Mulai dari ujung rambut sampai ujung kaki, banyak tawaran ……

Jadi perempuan memang asyik. Banyak hal bisa dilakukan dan itu membuat duniamu, dunia cewek, menjadi berwarna-warni. Lihat saja dalam soal penampilan. Mulai dari ujung rambut sampai ujung kaki, banyak tawaran menggiurkan untuk menjadi tampil cantik.

Mau rambut gaya apa? Lurus halus tanpa cela?

Bisa.

Ikal cantik dan memukau?

Oke banget!

Keriting bak gelombang di pantai?

Kenapa tidak?

Perempuan itu banyak pilihan. Soal pakaian juga begitu. Kamu bebas bergaya seperti yang kamu inginkan. Pokoknya, bebas berekspresi sesuai jiwa kamu.

Saking banyaknya pilihan untuk cantik, tak jarang kamu jadi sibuk urusan mempercantik diri. Bahkan, terlalu sibuk, sampai-sampai hal lain kadang-kadang terlupakan.

Soal kesehatan, misalnya.

Kamu senang merawat diri di salon selama berjam-jam. Creambath, menikur-pedikur, luluran. Semua kamu lakukan dengan senang hati.

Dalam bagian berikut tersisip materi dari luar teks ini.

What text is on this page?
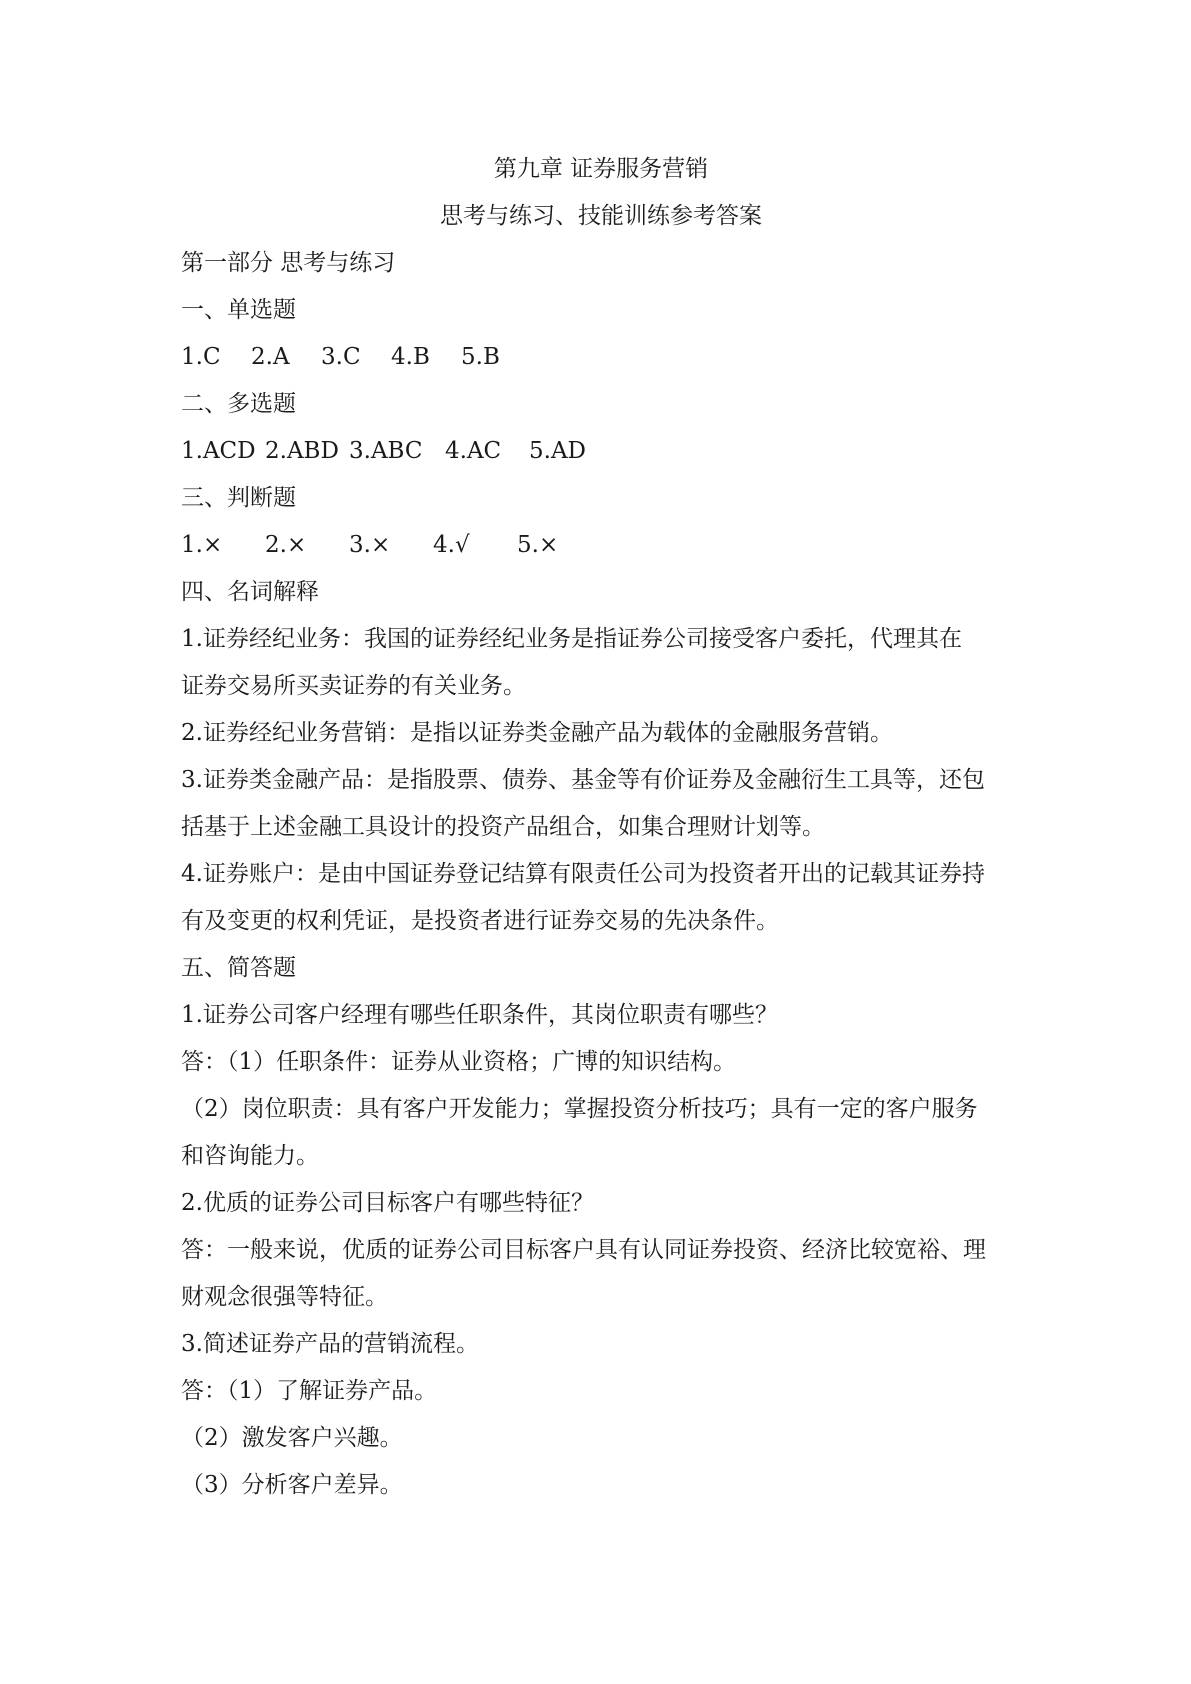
第九章 证券服务营销
思考与练习、技能训练参考答案
第一部分 思考与练习
一、单选题
1.C	2.A	3.C	4.B	5.B
二、多选题
1.ACD 2.ABD 3.ABC 4.AC	5.AD
三、判断题
1.×	2.×	3.×	4.√	5.×
四、名词解释
1.证券经纪业务：我国的证券经纪业务是指证券公司接受客户委托，代理其在
证券交易所买卖证券的有关业务。
2.证券经纪业务营销：是指以证券类金融产品为载体的金融服务营销。
3.证券类金融产品：是指股票、债券、基金等有价证券及金融衍生工具等，还包
括基于上述金融工具设计的投资产品组合，如集合理财计划等。
4.证券账户：是由中国证券登记结算有限责任公司为投资者开出的记载其证券持
有及变更的权利凭证，是投资者进行证券交易的先决条件。
五、简答题
1.证券公司客户经理有哪些任职条件，其岗位职责有哪些？
答：（1）任职条件：证券从业资格；广博的知识结构。
（2）岗位职责：具有客户开发能力；掌握投资分析技巧；具有一定的客户服务
和咨询能力。
2.优质的证券公司目标客户有哪些特征？
答：一般来说，优质的证券公司目标客户具有认同证券投资、经济比较宽裕、理
财观念很强等特征。
3.简述证券产品的营销流程。
答：（1）了解证券产品。
（2）激发客户兴趣。
（3）分析客户差异。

Sekarang, apakah kamu juga sudah memikirkan olahraga demi kesehatan?

Kamu rela waktumu habis di salon. Sudahkah kamu meluangkan waktu untuk menyehatkan badan?

Kamu ikhlas uangmu habis untuk perawatan diri. Tapi, apakah ikhlas juga kalau uangmu digunakan untuk periksa kadar gula darah, cek kolesterol, dan tes asam urat, untuk mengontrol kesehatan?

Pepaya dan bengkoang lebih banyak kamu oles ke kulit muka sebagai masker agar kulit wajah tetap cantik. Tapi kamu sering lupa memakan buah-buahan itu untuk menjaga kesehatan dari dalam.

Banyak perempuan masih menempatkan kecantikan di atas kesehatan. Tampil cantik boleh saja, asalkan tetap menjaga kesehatan. Sebab, kesehatan itu penting agar tetap bisa menjalankan aktivitas. Kalau kamu cantik tapi nggak bisa bebas menjalankan aktivitas, sayang sekali.

Usia yang semakin bertambah, sudah pantas jika lebih memikirkan kesehatan. Tempatkan kesehatan di atas kecantikan. Kesehatan itu investasi jangka panjang yang harus dirintis sejak sekarang.

Jadi perempuan yang sehat sekaligus cantik, siapa yang tidak mau, sih?